La Réserve fédérale devrait relever son taux directeur cet après-midi pour la première fois depuis juillet 2023, portant la fourchette cible des fonds fédéraux à 3,75-4,00 %. Les données de CME FedWatch évaluent à 92,7 % la probabilité d’une hausse de 25 points de base. La Banque du Canada, réunie il y a deux semaines, a pris la direction inverse, maintenant son taux directeur à 2,25 % pour une huitième annonce consécutive. La même pression inflationniste mondiale produit deux conclusions différentes de la part des banques centrales, et la raison de cet écart importe davantage pour un portefeuille canadien que l’une ou l’autre décision prise isolément.

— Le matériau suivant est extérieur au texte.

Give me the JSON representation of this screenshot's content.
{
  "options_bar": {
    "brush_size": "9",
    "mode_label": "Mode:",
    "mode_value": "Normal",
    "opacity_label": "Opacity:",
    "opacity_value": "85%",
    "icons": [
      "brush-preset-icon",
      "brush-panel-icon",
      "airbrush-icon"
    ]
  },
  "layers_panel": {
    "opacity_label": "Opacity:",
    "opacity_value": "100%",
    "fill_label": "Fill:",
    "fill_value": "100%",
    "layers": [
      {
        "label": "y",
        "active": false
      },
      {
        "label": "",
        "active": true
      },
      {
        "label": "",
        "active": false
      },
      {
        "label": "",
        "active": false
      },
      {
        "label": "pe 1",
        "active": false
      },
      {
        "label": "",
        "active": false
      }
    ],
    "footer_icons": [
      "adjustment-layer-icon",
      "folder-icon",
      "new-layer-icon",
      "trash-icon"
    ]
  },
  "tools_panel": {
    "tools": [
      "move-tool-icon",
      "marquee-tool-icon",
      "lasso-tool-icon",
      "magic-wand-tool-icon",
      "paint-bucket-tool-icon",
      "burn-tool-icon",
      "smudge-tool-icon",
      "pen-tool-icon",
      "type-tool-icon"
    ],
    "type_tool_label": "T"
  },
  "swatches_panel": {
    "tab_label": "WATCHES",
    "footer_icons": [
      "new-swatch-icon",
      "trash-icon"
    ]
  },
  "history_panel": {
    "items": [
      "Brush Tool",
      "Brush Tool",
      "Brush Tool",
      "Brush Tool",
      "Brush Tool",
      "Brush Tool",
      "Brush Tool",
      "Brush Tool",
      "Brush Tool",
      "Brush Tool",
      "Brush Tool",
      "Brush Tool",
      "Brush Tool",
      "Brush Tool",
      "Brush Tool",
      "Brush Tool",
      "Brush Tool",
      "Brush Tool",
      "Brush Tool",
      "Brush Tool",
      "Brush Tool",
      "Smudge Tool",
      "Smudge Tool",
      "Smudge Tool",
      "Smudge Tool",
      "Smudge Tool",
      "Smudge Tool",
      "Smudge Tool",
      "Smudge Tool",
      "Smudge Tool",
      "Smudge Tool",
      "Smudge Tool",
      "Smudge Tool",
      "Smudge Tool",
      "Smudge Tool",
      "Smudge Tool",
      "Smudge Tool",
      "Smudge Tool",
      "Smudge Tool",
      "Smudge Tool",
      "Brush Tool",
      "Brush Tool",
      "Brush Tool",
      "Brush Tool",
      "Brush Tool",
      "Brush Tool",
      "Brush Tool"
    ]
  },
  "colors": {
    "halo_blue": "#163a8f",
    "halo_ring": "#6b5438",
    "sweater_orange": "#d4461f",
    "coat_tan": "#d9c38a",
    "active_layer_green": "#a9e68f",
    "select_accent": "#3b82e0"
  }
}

Même pression inflationniste, verdicts différents

La croissance de l’Indice des prix à la consommation canadien s’est maintenue à 3,0 % sur un an en août, inchangée par rapport à juillet, a rapporté Statistique Canada le 14 septembre. Les mesures de base, qui excluent l’essence, se sont établies à 2,4 %. L’essence elle-même a bondi de 22,8 % sur un an, en légère baisse par rapport à une lecture de 25,7 % en juillet, mais demeure de loin le principal moteur du chiffre global. Andrew Grantham, économiste à la CIBC, a écrit que la Banque du Canada devrait probablement maintenir son taux malgré une possible réaccélération de l’inflation globale liée à l’énergie, citant les risques à la baisse pour la croissance découlant de la politique commerciale américaine.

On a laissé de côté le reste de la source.